About 22,440 women will be diagnosed with ovarian cancer in 2017 with another 14,080 women dying from it, according to the American Cancer Society. It is ranked as the 5th cancer death among women and the likelihood of a woman developing ovarian cancer in her lifetime is about 1 in 75.
Ovarian cancer is diagnosed in several ways. Women can be diagnosed from a physical exam based on whether they exhibit symptoms. They can also receive imaging tests like computed tomography scans, magnetic resonance imaging scans and ultrasound scans to determine if there is a pelvic mass present. Laparoscopies, colonoscopies and biopsies are also used to detect ovarian cancer.
Ovarian cancer is cancer that affects the ovaries. There are 3 types of cells that make up the ovaries and can develop tumors. Epithelial tumors are on the outer surface of the ovary. Germ cell tumors start from the cells that produce eggs. Stromal tumors occur from structural tissue cells that help keep the ovary together and produce estrogen and progesterone.

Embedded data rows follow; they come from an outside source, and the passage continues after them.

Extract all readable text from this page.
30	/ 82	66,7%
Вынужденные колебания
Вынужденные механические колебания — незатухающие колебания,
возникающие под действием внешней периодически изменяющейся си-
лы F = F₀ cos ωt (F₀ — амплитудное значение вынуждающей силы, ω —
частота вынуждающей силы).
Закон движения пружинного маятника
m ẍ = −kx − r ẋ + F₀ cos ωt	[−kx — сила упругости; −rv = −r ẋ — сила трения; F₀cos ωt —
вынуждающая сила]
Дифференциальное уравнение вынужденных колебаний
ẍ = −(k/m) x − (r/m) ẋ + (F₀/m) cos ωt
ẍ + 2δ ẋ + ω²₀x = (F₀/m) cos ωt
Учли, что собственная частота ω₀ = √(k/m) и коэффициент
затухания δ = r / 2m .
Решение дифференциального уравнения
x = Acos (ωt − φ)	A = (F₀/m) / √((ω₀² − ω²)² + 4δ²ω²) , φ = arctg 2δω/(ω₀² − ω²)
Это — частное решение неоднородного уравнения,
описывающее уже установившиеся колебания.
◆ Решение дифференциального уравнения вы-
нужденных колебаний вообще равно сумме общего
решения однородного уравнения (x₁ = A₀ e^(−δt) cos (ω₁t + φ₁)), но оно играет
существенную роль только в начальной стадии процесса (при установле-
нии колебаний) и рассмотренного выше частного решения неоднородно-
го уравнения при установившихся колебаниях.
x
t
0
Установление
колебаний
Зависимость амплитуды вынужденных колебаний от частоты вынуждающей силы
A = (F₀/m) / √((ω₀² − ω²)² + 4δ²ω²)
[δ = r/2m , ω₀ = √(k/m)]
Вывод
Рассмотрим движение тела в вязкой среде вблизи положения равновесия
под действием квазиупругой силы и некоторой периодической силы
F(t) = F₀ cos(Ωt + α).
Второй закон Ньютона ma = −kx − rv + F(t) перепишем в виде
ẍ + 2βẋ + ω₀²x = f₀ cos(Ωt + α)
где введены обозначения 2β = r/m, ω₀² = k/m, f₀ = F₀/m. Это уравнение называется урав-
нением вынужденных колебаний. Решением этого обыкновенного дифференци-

The MIT researchers also showed that they were able to detect proteases in microarrays of many tumor cells from different cancer patients. They could detect colorectal tumors that metastasized to the liver using this method.
“Every patient’s tumor is different, and not every tumor will be amenable to targeting with the same molecule,” said Bhatia. “This is a tool that will help us to exploit the modularity of the technology and personalize formulations.”
The research was funded by the Koch Institute’s Marble Center for Cancer Nanomedicine, the Ludwig center for Molecular Oncology, the Koch Institute Support Grant from the National Cancer Institute, the Core Center Grant from the National Institute of Environmental Health Science, a Ruth L. Kirschstein National Research Service Award, the Howard Hughes Medical Institute and a National Science Foundation Graduate Research Fellowship. It was published online in the Nature Biomedical Engineering journal.